From across the space there was a light shining. I squinted. It was Kildow, I thought. He seemed to be reading something.

I closed my eyes, just to rest them for a second.

And then I was being nudged awake by a boot.

Payton looked down at me. He carried a mug of water and was brushing his teeth.

‘How’s the shoulder, Deano?’

‘Better,’ I said.

‘Better, sir!’

‘Better, sir!’ I repeated. I groaned, sitting up. But it was better.

The cadets were eating Pop-Tarts and drinking iced teas for breakfast.

‘Show us where the batteries and lights are. We want to get a little more light going. Don’t they have any generators in here? You know, like those portable ones?’

‘Not that we’ve found,’ I said.

I could lead them to the aisle with the lights but they’d see that all the Christmas lights and the lanterns were missing. Aargh.

‘I thought I saw a generator,’ Jake said.

‘No,’ I answered. ‘We don’t have any.’

‘Yeah, near the leaf blowers and stuff.’

‘What are you talking about?’

‘Ladies, ladies, figure it out,’ Payton said. ‘We’re doing physical conditioning in thirty and I want as much light as possible. Then we do a total inventory on this place. I want it listed down to the tampon.’

‘Sir, yes, sir!’ shouted Jake.

‘Sir, yes, sir!’ I echoed, late and sounding lame.

‘Dismissed, doolies,’ Payton said with a fond chuckle.

Jake led me toward Home Improvement.

‘Why did you say we have a generator?’ I hissed as soon as we were out of earshot. ‘They’re gonna be disappointed!’

‘I was just trying to get you alone for a second,’ he answered. ‘Look, we’re going to have to kill them… It’s the only way to keep Astrid and the kids safe.’

‘We can’t kill five guys, Jake,’ I protested.

‘We just need to get that semiautomatic from the black kid.’

‘I don’t want to kill five guys, Jake! You don’t know what it’s like!’

Jake gave me a hard look.

‘They killed Brayden. My best friend. They killed him! You think we should just forget about that?’ Jake snapped.

‘Jake, you’re not thinking clearly,’ I protested.

‘They killed him and I’m going to make them pay.’

‘It won’t make you feel better,’ I said.

‘No, I know that. Nothing will ever make me feel better,’ he said. He shrugged his shoulders. ‘But we have to keep Astrid safe. So we’re going to kill those cadets.’

‘No, Jake,’ I said. ‘We just need to get our hands on Anna. We get her as a hostage, maybe we can make them leave!’

Jake looked at me, chewing the side of his mouth.

‘All right. Shoot. Yeah, that’s a better plan,’ he said.

‘Hey!’ Zarember came at a run. ‘Don’t make Payton wait! That’s the first thing you need to know!’

In the space where the bus had sat, Payton had had his cadets make a little gym.

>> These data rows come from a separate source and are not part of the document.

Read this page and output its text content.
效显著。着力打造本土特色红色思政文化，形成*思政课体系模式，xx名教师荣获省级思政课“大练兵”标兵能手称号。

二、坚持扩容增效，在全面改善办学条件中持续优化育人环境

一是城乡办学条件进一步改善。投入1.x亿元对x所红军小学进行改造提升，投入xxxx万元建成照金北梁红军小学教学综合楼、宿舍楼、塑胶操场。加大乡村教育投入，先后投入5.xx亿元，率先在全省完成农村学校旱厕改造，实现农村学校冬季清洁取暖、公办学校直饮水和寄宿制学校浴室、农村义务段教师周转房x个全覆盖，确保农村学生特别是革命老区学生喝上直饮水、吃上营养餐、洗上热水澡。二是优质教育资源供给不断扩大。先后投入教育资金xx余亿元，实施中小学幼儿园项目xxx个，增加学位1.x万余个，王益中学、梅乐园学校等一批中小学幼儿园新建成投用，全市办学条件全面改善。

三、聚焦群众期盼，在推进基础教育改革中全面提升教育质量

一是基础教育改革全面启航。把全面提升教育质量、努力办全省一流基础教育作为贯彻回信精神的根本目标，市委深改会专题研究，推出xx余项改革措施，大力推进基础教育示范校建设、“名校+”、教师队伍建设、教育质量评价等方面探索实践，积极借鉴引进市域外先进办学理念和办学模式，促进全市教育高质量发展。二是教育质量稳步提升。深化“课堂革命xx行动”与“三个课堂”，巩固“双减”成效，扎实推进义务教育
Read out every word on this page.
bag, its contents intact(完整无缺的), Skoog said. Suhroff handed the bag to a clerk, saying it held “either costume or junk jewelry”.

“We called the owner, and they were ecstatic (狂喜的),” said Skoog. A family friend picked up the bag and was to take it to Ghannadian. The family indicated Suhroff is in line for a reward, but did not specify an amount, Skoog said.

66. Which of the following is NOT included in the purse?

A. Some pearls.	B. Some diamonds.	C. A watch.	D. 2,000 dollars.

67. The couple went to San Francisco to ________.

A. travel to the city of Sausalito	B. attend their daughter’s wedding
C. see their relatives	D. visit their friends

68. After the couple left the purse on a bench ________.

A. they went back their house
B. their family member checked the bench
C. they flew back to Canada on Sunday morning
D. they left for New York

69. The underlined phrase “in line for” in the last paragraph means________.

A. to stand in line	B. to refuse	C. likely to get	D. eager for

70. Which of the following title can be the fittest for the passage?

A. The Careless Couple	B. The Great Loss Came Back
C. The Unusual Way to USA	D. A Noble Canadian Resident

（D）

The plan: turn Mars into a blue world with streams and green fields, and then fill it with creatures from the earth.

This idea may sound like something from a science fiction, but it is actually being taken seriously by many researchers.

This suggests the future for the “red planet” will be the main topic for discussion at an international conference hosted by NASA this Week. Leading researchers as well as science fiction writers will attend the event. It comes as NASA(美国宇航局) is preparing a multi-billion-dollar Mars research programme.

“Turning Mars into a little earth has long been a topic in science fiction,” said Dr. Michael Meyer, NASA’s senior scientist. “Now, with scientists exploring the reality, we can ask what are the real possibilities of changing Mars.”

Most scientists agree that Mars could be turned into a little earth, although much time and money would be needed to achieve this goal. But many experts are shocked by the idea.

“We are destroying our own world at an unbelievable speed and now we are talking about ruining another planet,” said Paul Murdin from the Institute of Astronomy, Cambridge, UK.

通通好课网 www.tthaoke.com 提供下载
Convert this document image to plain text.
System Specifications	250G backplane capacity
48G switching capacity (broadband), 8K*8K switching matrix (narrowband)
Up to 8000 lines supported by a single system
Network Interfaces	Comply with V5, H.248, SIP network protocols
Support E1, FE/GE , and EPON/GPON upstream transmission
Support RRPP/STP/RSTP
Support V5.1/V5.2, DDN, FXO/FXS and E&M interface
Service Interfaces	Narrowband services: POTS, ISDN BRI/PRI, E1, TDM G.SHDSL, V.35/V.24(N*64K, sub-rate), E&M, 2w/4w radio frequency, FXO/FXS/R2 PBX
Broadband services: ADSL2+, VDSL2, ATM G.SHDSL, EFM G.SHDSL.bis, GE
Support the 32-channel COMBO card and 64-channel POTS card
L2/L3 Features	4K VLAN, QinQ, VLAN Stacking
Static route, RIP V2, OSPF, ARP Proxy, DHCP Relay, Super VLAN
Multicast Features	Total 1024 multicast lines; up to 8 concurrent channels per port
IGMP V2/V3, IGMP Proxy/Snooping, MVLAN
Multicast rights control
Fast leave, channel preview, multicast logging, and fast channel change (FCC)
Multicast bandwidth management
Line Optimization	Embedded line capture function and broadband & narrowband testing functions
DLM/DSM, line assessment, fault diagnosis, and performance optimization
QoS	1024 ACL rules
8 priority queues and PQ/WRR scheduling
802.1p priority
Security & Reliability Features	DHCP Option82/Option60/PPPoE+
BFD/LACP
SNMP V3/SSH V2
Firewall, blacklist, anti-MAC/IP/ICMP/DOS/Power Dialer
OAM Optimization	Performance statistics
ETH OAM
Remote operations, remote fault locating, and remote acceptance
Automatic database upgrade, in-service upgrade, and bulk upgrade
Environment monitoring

They had brought over the weights from the Sports aisle, and they had laid down a bunch of rubber mats – the kind you lock together.

Jake had snatched some of the battery-powered lanterns from the House.

We should have just told them about it at the beginning. It was like a time bomb – when Payton found that House hidden away, he was going to lose it.

Jake set up the lanterns and I brought some car batteries and clip-on desk lamps in their boxes. I told Payton I thought there must be a way to jerry-rig them to the car batteries.